I started the year out with a whole lot of plans and dreams. I'm not really one to share my thoughts on the matter, but 2010 started out on quite a hopeful note. My cousin and I had made some plans to start building our own products; we talked a lot about it during the Christmas break last year here in Baguio. We were gung-ho; we knew that we had to start soon. Work was still interesting, and still fulfilling. I had just worked out some kinks in the system we were building for a client, and we were at the verge of full deployment. I also had plans for the project, moving forward, to allow it to grow beyond what I perceived as the limitations of the initial design.
Fast forward to six months later.
My plans with my cousin didn't quite solidify. Long story short: life happened. I was thinking of quitting my job and going headlong into the business, but not immediately— my plan was to leave in six months' to a year's time, in fact, and some things happened to rush that decision. So, I ended up leaving Orange & Bronze at the end of May, a decision that I do not take lightly. It is a decision that had to be made.
Of course, that's not the end of the story.
After leaving, I was able to take in a few odd jobs here and there, mostly freelancing for another startup, but this time around I got to play around with wholly different technology stack: Ruby, Sinatra, and Redis, among other things. It was heady stuff. After years of writing Java code, Ruby was a breath of fresh air; after years of writing servlets and Struts 2 actions and editing XML files and what-not, the magic of Sinatra's DSL for what it calls route handling was an eye opener. Admittedly, I've also been writing a ton of Python code as well, using Django in a major project at O&B, but this was different and it was deep magic for me.

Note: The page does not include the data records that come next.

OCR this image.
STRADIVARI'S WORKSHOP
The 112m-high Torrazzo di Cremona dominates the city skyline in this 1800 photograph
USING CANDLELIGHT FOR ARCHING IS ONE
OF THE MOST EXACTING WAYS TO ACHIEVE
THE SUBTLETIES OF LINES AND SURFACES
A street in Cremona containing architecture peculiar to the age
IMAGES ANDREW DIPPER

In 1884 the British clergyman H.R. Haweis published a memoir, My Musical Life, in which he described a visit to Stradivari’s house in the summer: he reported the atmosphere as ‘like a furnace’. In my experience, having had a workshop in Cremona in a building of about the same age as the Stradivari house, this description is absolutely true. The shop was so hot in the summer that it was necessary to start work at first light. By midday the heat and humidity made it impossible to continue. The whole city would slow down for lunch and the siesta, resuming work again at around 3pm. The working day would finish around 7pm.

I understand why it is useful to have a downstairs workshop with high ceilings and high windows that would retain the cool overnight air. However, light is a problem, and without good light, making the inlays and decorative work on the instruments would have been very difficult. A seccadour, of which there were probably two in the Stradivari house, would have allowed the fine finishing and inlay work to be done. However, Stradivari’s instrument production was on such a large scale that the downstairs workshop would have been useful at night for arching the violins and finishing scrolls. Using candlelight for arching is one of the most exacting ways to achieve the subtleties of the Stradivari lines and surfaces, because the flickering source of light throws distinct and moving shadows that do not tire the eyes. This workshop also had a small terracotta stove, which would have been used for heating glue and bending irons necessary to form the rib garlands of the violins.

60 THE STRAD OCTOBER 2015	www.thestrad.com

And then there was Redis. It felt liberating to simply store stuff. No SQL, indeed. Working with Redis gave me a healthy appreciation of storage beyond the SQL database; heck, it gave me a better and deeper understanding of the mechanics of the SQL database. I hacked my way through the creation of indices and searches and what-not. I wrote code man, and I loved it.

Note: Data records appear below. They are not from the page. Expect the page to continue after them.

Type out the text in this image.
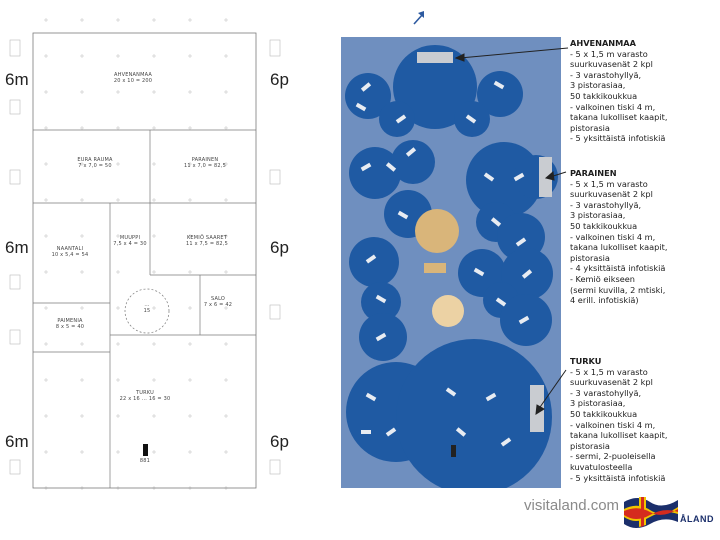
6m	6p
6m	6p
6m	6p
AHVENANMAA
20 x 10 = 200
EURA RAUMA
7 x 7,0 = 50
PARAINEN
11 x 7,0 = 82,5
NAANTALI
10 x 5,4 = 54
MUUPPI
7,5 x 4 = 30
KEMIÖ SAARET
11 x 7,5 = 82,5
SALO
7 x 6 = 42
PAIMENIA
8 x 5 = 40
TURKU
22 x 16 ... 16 = 30
...
15
881
AHVENANMAA
- 5 x 1,5 m varasto
suurkuvasenät 2 kpl
- 3 varastohyllyä,
3 pistorasiaa,
50 takkikoukkua
- valkoinen tiski 4 m,
takana lukolliset kaapit,
pistorasia
- 5 yksittäistä infotiskiä
PARAINEN
- 5 x 1,5 m varasto
suurkuvasenät 2 kpl
- 3 varastohyllyä,
3 pistorasiaa,
50 takkikoukkua
- valkoinen tiski 4 m,
takana lukolliset kaapit,
pistorasia
- 4 yksittäistä infotiskiä
- Kemiö eikseen
(sermi kuvilla, 2 mtiski,
4 erill. infotiskiä)
TURKU
- 5 x 1,5 m varasto
suurkuvasenät 2 kpl
- 3 varastohyllyä,
3 pistorasiaa,
50 takkikoukkua
- valkoinen tiski 4 m,
takana lukolliset kaapit,
pistorasia
- sermi, 2-puoleisella
kuvatulosteella
- 5 yksittäistä infotiskiä
visitaland.com
ÅLAND
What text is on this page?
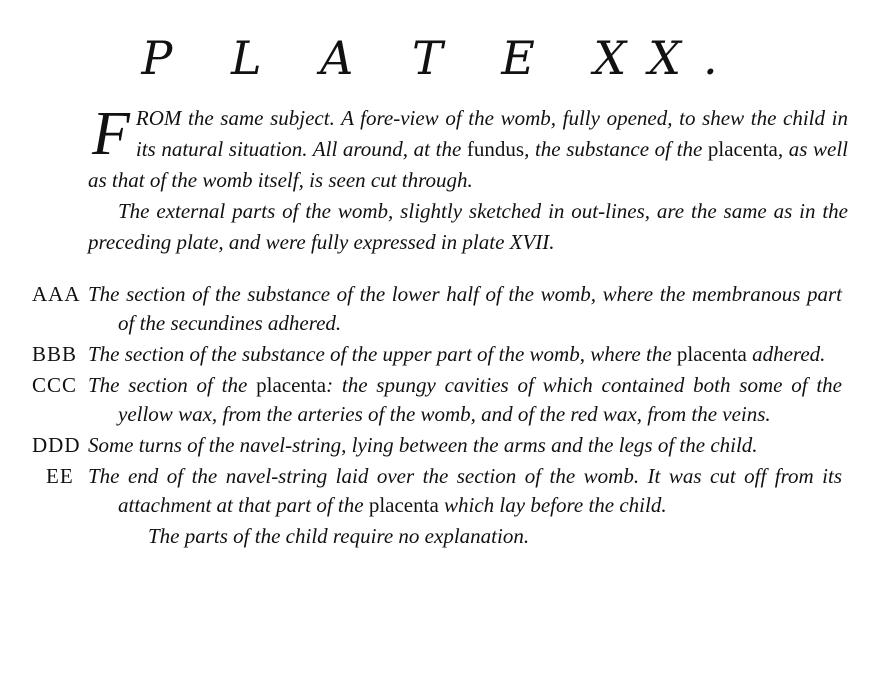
P L A T E XX.

FROM the same subject. A fore-view of the womb, fully opened, to shew the child in its natural situation. All around, at the fundus, the substance of the placenta, as well as that of the womb itself, is seen cut through.

The external parts of the womb, slightly sketched in out-lines, are the same as in the preceding plate, and were fully expressed in plate XVII.

AAA The section of the substance of the lower half of the womb, where the membranous part of the secundines adhered.
BBB The section of the substance of the upper part of the womb, where the placenta adhered.
CCC The section of the placenta: the spungy cavities of which contained both some of the yellow wax, from the arteries of the womb, and of the red wax, from the veins.
DDD Some turns of the navel-string, lying between the arms and the legs of the child.
EE The end of the navel-string laid over the section of the womb. It was cut off from its attachment at that part of the placenta which lay before the child.
The parts of the child require no explanation.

I didn't stay long with them. Although the whole stack was an eye opener, a breath of fresh air, a pleasure to work with— it simply wasn't meant to be. Ruby ain't my shtick. Not yet, at least. I felt like a tourist in those parts, struggling to express myself in a foreign tongue. I will definitely come back to it in the future, but not right now. In my journey as a programmer/journeyman, Ruby isn't just an interesting side road— I think I'll want to go back to it, someday, perhaps with a personal project or two.
I went on to other projects. And, although I can only motion vaguely about what happened next, I can say that I felt like Aristotle's proverbial caveman, turning around to see the daylight. Something happened. I will say more about this in the coming weeks, I promise.
What I can say is this: I'm now engaged in a very interesting yet very difficult project right now. It's been a roller coaster ride with this project, and although I hate the codebase with a vengeance, I see that there is still hope, and things can be fixed.
...And Moving Forward
So what's in store in 2011 for me? I'm quite hopeful that the upcoming year will be awesome, if not as interesting as this one was.
- On my non-work hobbies, hopefully, I can take more pictures and learn composition (or at least learn from others)
- I'm also hoping to get some of my personal projects finished. I'm hoping to release some of them as open source; I'm planning to get at least one project out this coming year
- Travel? Maybe. I really wish I could go out and travel more this year, but I strongly doubt it. But one can hope, and plan for it.
In the end, I can only be open to opportunities and misfortunes, and handle myself accordingly.